How to Show Hidden Files in Windows 11, 10, 8, 7 and Vista

July 1st, 2015 by Admin

One accidental deletion of a single system file can render your computer unusable. By default, Windows hides certain system files from view in Windows Explorer. This protects important files from being accidentally deleted, modified or altered.

But there are times when it’s necessary to view the hidden files and folders when coming to troubleshoot Windows problems. Here’s how to show hidden files in Windows 11, 10, 8, 7 and Vista.
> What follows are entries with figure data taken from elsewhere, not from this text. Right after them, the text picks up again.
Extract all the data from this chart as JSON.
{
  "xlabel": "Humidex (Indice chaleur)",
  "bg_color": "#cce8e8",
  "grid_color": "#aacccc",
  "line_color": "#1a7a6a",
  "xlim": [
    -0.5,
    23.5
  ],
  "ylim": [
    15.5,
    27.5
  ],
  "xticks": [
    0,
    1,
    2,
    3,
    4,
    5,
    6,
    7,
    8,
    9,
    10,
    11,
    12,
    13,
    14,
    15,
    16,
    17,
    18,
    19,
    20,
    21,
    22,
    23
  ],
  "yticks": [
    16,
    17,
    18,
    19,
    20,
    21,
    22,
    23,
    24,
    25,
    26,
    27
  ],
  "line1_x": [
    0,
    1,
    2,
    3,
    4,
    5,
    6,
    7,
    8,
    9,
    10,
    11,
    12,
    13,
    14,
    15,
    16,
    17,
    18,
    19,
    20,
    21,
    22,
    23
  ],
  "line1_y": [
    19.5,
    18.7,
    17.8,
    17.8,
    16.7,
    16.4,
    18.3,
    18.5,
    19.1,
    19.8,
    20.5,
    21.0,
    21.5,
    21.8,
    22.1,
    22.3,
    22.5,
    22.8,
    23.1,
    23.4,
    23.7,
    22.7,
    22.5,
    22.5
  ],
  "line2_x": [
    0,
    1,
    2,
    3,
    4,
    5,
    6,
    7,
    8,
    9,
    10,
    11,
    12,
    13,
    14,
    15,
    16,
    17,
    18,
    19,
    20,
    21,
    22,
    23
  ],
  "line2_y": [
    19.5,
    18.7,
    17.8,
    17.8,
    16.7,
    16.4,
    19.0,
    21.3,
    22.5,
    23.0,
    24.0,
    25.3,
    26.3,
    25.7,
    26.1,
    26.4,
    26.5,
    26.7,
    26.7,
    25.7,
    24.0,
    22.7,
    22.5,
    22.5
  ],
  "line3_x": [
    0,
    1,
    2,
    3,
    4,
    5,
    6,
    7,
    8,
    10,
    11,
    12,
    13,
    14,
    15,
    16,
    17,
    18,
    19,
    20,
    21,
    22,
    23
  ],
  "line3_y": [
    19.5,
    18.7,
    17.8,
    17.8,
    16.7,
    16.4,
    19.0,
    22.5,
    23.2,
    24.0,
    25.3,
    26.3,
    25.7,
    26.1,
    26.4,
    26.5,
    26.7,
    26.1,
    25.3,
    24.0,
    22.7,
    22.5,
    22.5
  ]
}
How to Show Hidden Files in Windows 11, 10, 8, 7 and Vista?

  1. Open up a Windows Explorer window, choose Organize -> Folder and search options.

    win7-folder-options

    In Windows 10 or 8, click on the View tab at the top of Windows Explorer, and then click Options.

    win8-folder-options

    In Windows 11, open File Explorer and click on the See more button (three dots) on the right side of the toolbar, and then select Options.

  2. From the opened Folder Options box, go to View tab.
  3. Under the Advanced settings section, click to select “Show hidden files, folders, and drives” radio button. If you are trying to get into the Windows directories, you might want to also remove the checkbox from “Hide protected operating system files (Recommended)” as well.

    show-hiden-files

  4. When you are done, just click Apply and OK, and your changes will take effect immediately.